Never feel guilt for choosing joy in the midst of hard things. Life should be good. It is too short. Too precious. There’s no greater fight. I believe the fulfillment of justice is the goodness and fairness of all living things.
*Don’t let the myth of perfection, prevent a movement forward.
Find the good thing, the true thing, in the midst of bad things, and the false things. We too often dismiss the whole rather than pull forward the good and true thing. We abandon and silence too many people this way. We are messy people. All of us. Bring forth the light we all carry. Look harder for it in others.
*Give my energy to the right thing.
What gets my attention? What gets my time? What gets my words? I can spend all my energy fighting against a stubborn force. Or I can spend it building and creating with an open audience. Anonymous bullies don’t get my precious time. People who are not committed to understanding me, do not get my time. I’m going to move on. Our time and talents are desperately needed elsewhere. I will redirect my energy towards what is productive.
*You can’t take people where they don’t want to go.
No matter how close I am to them. No matter how much I hope they change. No matter how much I wish they’d see things the way I do. You can’t take people where they don’t want to go.
*The best criticism of the bad is the practice of the better.
*Post informatively, or productively rather than simply critically.
I don’t want my internet presence to be a series of complaints. I will not use my limited time to simply scrutinize, name call, huff my superiority over another group of people. I want to be helpful. I want to be encouraging. I want us all to survive. I want us all to know a deep and abiding love.
*Don’t forget the real world around you.
I want to spend less time on social media. Algorithms feed you a false normalcy. They make you see fringes more regularly than you are actually experiencing. They make you think some things are far more common than they are. There is so much more to ALL of us. Go and experience this.
*Abandon the use of “faceless theys”.
Those “republicans,” those “evangelicals.” Give others the nuance you want for yourself. I voted for Joe Biden and Kamala Harris. I didn’t love either of them. I didn’t want either of them. I didn’t agree with them about a great many things. I want to at least try to offer that to people who voted differently than me. I hate it when I’m not able to speak for myself because of how others have determined people like me think. One of my least favorite things Donald Trump does is use the worst of humanity to describe an entire people group. “They’re murderers. They’re rapist.” No. They aren’t. White people kill and rape every day in this country. It will never be used to describe all of us. In kind, I don’t want to do the same towards entire communities.

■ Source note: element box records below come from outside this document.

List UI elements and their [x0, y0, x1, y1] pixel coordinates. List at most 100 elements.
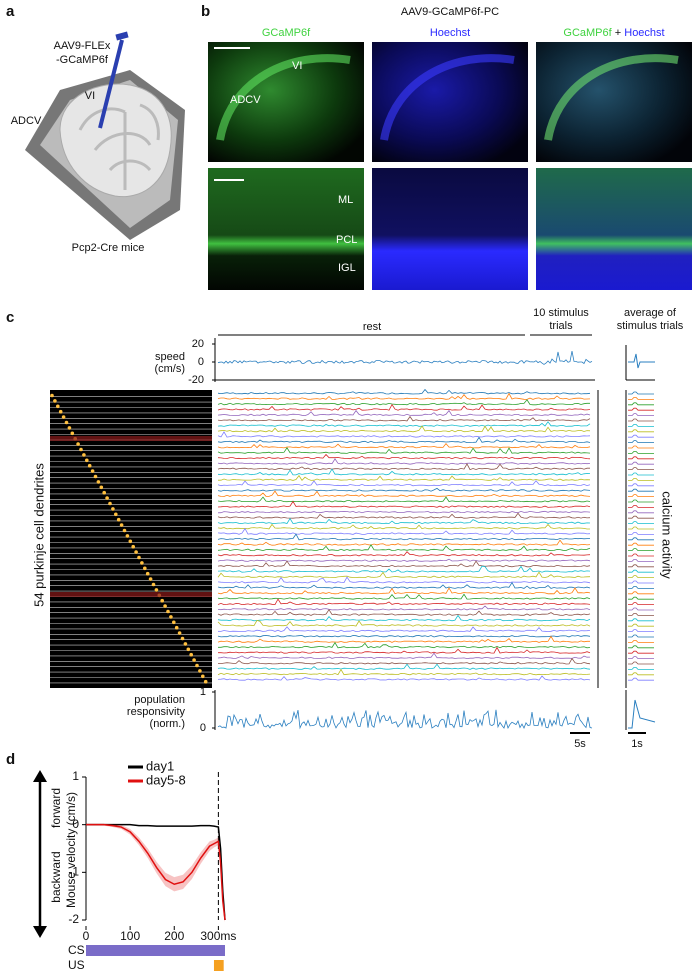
avg-trace: [628, 483, 654, 487]
folia: [78, 103, 160, 190]
raster-peak: [82, 453, 86, 457]
y-tick-label: 0: [72, 817, 79, 831]
trace: [217, 496, 591, 503]
x-tick-label: 300ms: [200, 929, 236, 943]
column-label: GCaMP6f + Hoechst: [563, 27, 664, 39]
avg-trace: [628, 661, 654, 665]
raster-peak: [76, 442, 80, 446]
avg-trace: [628, 521, 654, 524]
trace: [217, 560, 591, 568]
trace: [217, 468, 591, 476]
raster-peak: [105, 496, 109, 500]
raster-peak: [160, 598, 164, 603]
raster-peak: [64, 420, 69, 425]
avg-trace: [628, 548, 654, 551]
population-trace: [628, 699, 656, 729]
period-label: average of: [624, 307, 677, 319]
trace: [217, 442, 591, 449]
us-bar: [213, 960, 224, 971]
avg-trace: [628, 634, 654, 638]
raster-peak: [125, 534, 130, 538]
trace: [217, 453, 591, 460]
legend-label: day1: [146, 758, 174, 773]
avg-trace: [628, 440, 654, 443]
avg-trace: [628, 559, 654, 562]
avg-trace: [628, 672, 654, 676]
avg-trace: [628, 656, 654, 659]
trace: [217, 581, 591, 589]
population-trace: [217, 709, 593, 730]
avg-trace: [628, 586, 654, 589]
syringe: [98, 39, 124, 129]
series-line: [86, 823, 226, 921]
raster-peak: [198, 669, 202, 673]
y-tick-label: 20: [192, 338, 204, 350]
trace: [217, 551, 591, 557]
trace: [217, 539, 591, 546]
trace: [217, 500, 591, 508]
arrow-head: [33, 770, 47, 782]
speed-trace: [217, 351, 593, 365]
avg-trace: [628, 397, 654, 400]
axis-label: 54 purkinje cell dendrites: [31, 463, 46, 607]
raster-peak: [114, 512, 118, 517]
avg-trace: [628, 537, 654, 541]
avg-trace: [628, 640, 654, 643]
raster-peak: [58, 409, 63, 414]
avg-trace: [628, 418, 654, 422]
raster-peak: [137, 555, 141, 560]
trace: [217, 598, 591, 606]
raster-peak: [145, 571, 150, 576]
raster-peak: [203, 679, 208, 684]
raster-peak: [99, 485, 104, 490]
raster-peak: [61, 415, 66, 419]
trace: [217, 675, 591, 681]
avg-trace: [628, 575, 654, 578]
trace: [217, 425, 591, 433]
axis-label: responsivity: [127, 706, 186, 718]
avg-trace: [628, 569, 654, 573]
trace: [217, 458, 591, 465]
x-tick-label: 200: [164, 929, 184, 943]
axis-label: speed: [155, 351, 185, 363]
raster-peak: [116, 517, 121, 522]
raster-peak: [177, 631, 182, 635]
raster-peak: [87, 463, 92, 468]
y-tick-label: -2: [68, 912, 79, 926]
trace: [217, 576, 591, 584]
period-label: trials: [549, 320, 573, 332]
panel-a: a AAV9-FLEx -GCaMP6f VI ADCV Pcp2-Cre mi…: [6, 3, 185, 254]
trace: [217, 544, 591, 552]
avg-trace: [628, 596, 654, 600]
scale-label: 1s: [631, 738, 643, 750]
trace: [218, 474, 591, 481]
trace: [217, 399, 590, 406]
trace: [217, 510, 591, 514]
y-tick-label: -20: [188, 374, 204, 386]
raster-peak: [50, 393, 54, 398]
avg-trace: [628, 472, 654, 476]
avg-trace: [628, 456, 654, 460]
micrograph: [536, 168, 692, 290]
trace: [217, 517, 591, 525]
avg-trace: [628, 478, 654, 481]
avg-trace: [628, 623, 654, 627]
label-part: +: [615, 27, 621, 39]
trace: [217, 652, 591, 660]
region-label: VI: [85, 90, 95, 102]
trace: [217, 409, 591, 417]
micrograph: [372, 168, 528, 290]
avg-trace: [628, 515, 654, 519]
trace: [217, 635, 590, 643]
y-tick-label: 1: [72, 769, 79, 783]
raster-peak: [67, 426, 72, 430]
avg-trace: [628, 461, 654, 465]
legend-label: day5-8: [146, 772, 186, 787]
raster-peak: [70, 431, 75, 436]
trace: [217, 490, 591, 498]
caption: Pcp2-Cre mice: [72, 242, 145, 254]
direction-label: backward: [49, 851, 63, 902]
raster-highlight: [50, 436, 212, 441]
layer-label: ML: [338, 194, 353, 206]
trace: [217, 608, 591, 616]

The worst of one persons or a few peoples humanity should not be used to diminish entire people groups.
*Help locally.
Impacting the big problems of the globe have to begin within the five miles around me.
Humanity has not evolved to be able to effectively or emotionally carry the weight of having awareness for the entire world. My body screams at me when I try. I cannot hold it all. I need to know my limits. I believe the most effective work begins with my relationships, and with the people nearby. . I don’t want my heart to be so burdened by what is beyond my reach that I pass by the neighbor within my reach.

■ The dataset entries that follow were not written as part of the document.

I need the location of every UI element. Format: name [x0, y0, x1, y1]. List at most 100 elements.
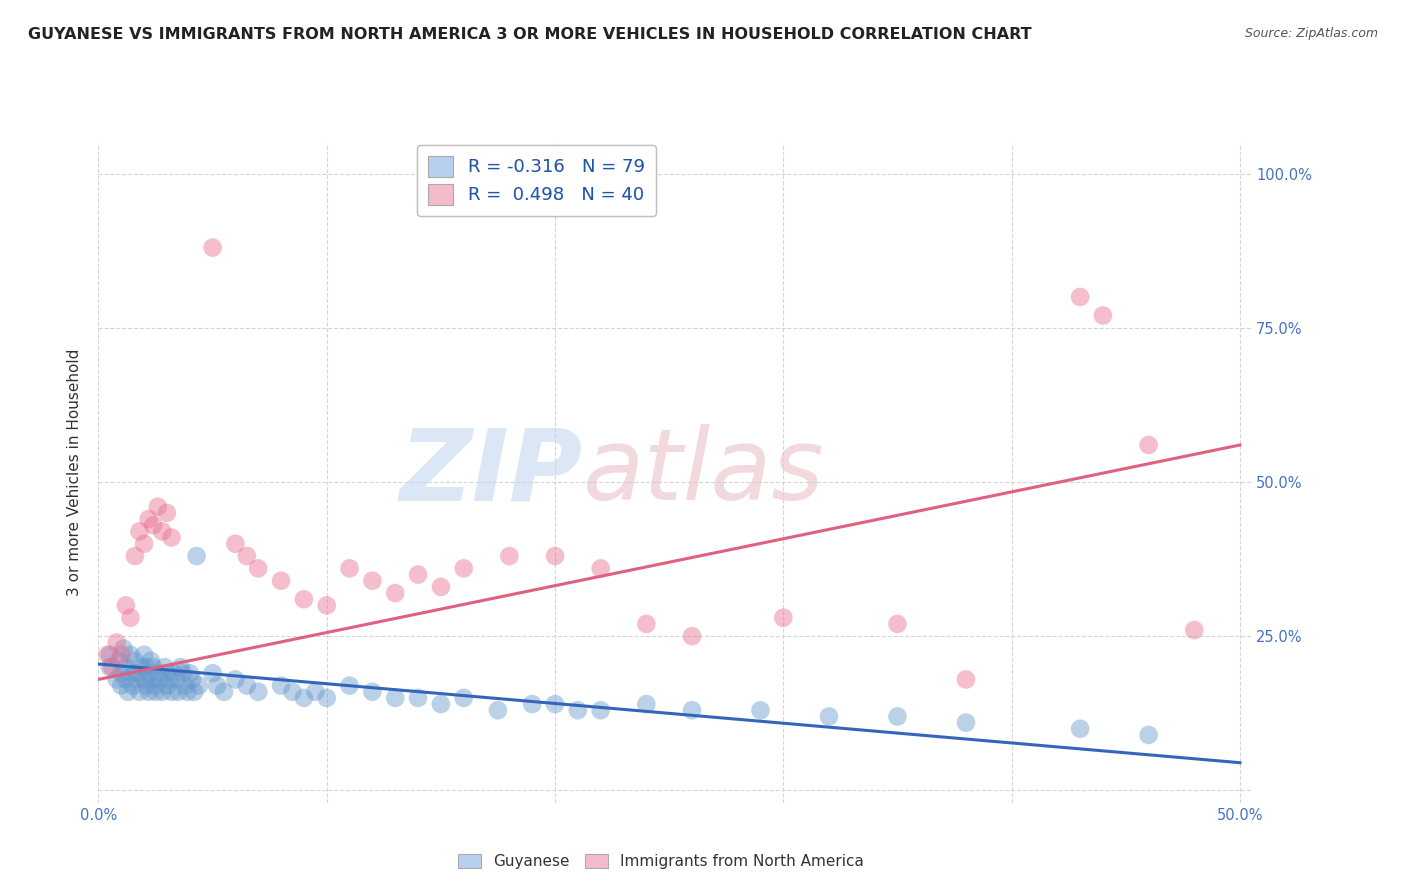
Point	[201, 241, 224, 255]
Point	[270, 679, 292, 693]
Point	[165, 673, 187, 687]
Point	[132, 673, 155, 687]
Point	[120, 648, 142, 662]
Point	[818, 709, 841, 723]
Point	[176, 685, 198, 699]
Point	[172, 666, 194, 681]
Point	[292, 690, 315, 705]
Point	[1069, 722, 1091, 736]
Point	[169, 660, 191, 674]
Point	[224, 673, 246, 687]
Text: GUYANESE VS IMMIGRANTS FROM NORTH AMERICA 3 OR MORE VEHICLES IN HOUSEHOLD CORREL: GUYANESE VS IMMIGRANTS FROM NORTH AMERIC…	[28, 27, 1032, 42]
Text: Source: ZipAtlas.com: Source: ZipAtlas.com	[1244, 27, 1378, 40]
Legend: R = -0.316   N = 79, R =  0.498   N = 40: R = -0.316 N = 79, R = 0.498 N = 40	[418, 145, 655, 216]
Point	[139, 654, 162, 668]
Point	[160, 685, 183, 699]
Point	[124, 666, 146, 681]
Point	[453, 561, 475, 575]
Point	[105, 635, 128, 649]
Point	[110, 648, 132, 662]
Point	[292, 592, 315, 607]
Y-axis label: 3 or more Vehicles in Household: 3 or more Vehicles in Household	[67, 349, 83, 597]
Point	[772, 611, 794, 625]
Point	[589, 561, 612, 575]
Point	[361, 574, 384, 588]
Point	[384, 586, 406, 600]
Point	[1182, 623, 1205, 637]
Point	[156, 679, 179, 693]
Point	[186, 549, 208, 563]
Point	[131, 660, 153, 674]
Point	[886, 709, 908, 723]
Point	[139, 673, 162, 687]
Point	[281, 685, 304, 699]
Point	[1137, 438, 1160, 452]
Point	[110, 679, 132, 693]
Point	[247, 561, 270, 575]
Point	[183, 685, 205, 699]
Point	[955, 673, 977, 687]
Text: atlas: atlas	[582, 425, 824, 521]
Text: ZIP: ZIP	[399, 425, 582, 521]
Point	[112, 641, 135, 656]
Point	[749, 703, 772, 717]
Legend: Guyanese, Immigrants from North America: Guyanese, Immigrants from North America	[451, 848, 870, 875]
Point	[145, 685, 167, 699]
Point	[167, 685, 190, 699]
Point	[384, 690, 406, 705]
Point	[138, 666, 160, 681]
Point	[150, 524, 173, 539]
Point	[142, 660, 165, 674]
Point	[589, 703, 612, 717]
Point	[567, 703, 589, 717]
Point	[201, 666, 224, 681]
Point	[105, 673, 128, 687]
Point	[114, 673, 136, 687]
Point	[236, 549, 259, 563]
Point	[150, 685, 173, 699]
Point	[636, 616, 658, 631]
Point	[156, 506, 179, 520]
Point	[1069, 290, 1091, 304]
Point	[247, 685, 270, 699]
Point	[187, 679, 209, 693]
Point	[453, 690, 475, 705]
Point	[146, 500, 169, 514]
Point	[101, 660, 124, 674]
Point	[128, 685, 150, 699]
Point	[110, 666, 132, 681]
Point	[142, 518, 165, 533]
Point	[121, 666, 143, 681]
Point	[160, 531, 183, 545]
Point	[156, 666, 179, 681]
Point	[1137, 728, 1160, 742]
Point	[181, 673, 204, 687]
Point	[124, 654, 146, 668]
Point	[636, 697, 658, 711]
Point	[146, 666, 169, 681]
Point	[153, 660, 176, 674]
Point	[522, 697, 544, 711]
Point	[955, 715, 977, 730]
Point	[135, 660, 157, 674]
Point	[224, 537, 246, 551]
Point	[681, 703, 703, 717]
Point	[128, 524, 150, 539]
Point	[117, 685, 139, 699]
Point	[179, 666, 201, 681]
Point	[361, 685, 384, 699]
Point	[544, 549, 567, 563]
Point	[96, 648, 118, 662]
Point	[98, 660, 121, 674]
Point	[138, 512, 160, 526]
Point	[127, 673, 149, 687]
Point	[132, 537, 155, 551]
Point	[157, 673, 180, 687]
Point	[681, 629, 703, 643]
Point	[270, 574, 292, 588]
Point	[121, 679, 143, 693]
Point	[406, 690, 429, 705]
Point	[339, 561, 361, 575]
Point	[315, 599, 337, 613]
Point	[114, 660, 136, 674]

*I have to do more than vote.
If all I do is whine till Election Day. Then why bother being informed and distressed by every news story? Is not the most ignorant voter doing the same amount of work with far greater peace? If I’m going to lament and despair so strongly, my work must also be stronger and more purposeful.
*Reclaim the Sabbath.
The busy-ness of life, coupled with anger and despair will destroy me. Rest. Rest. Rest.
*Community is necessary. We’re not meant to go at it alone. I will lean on my church. Where all life’s messiness plays out. Where love heals and holds. Where joy is a choice. Where hope grows. Where transformation happens.
To this all I pray to remain accountable.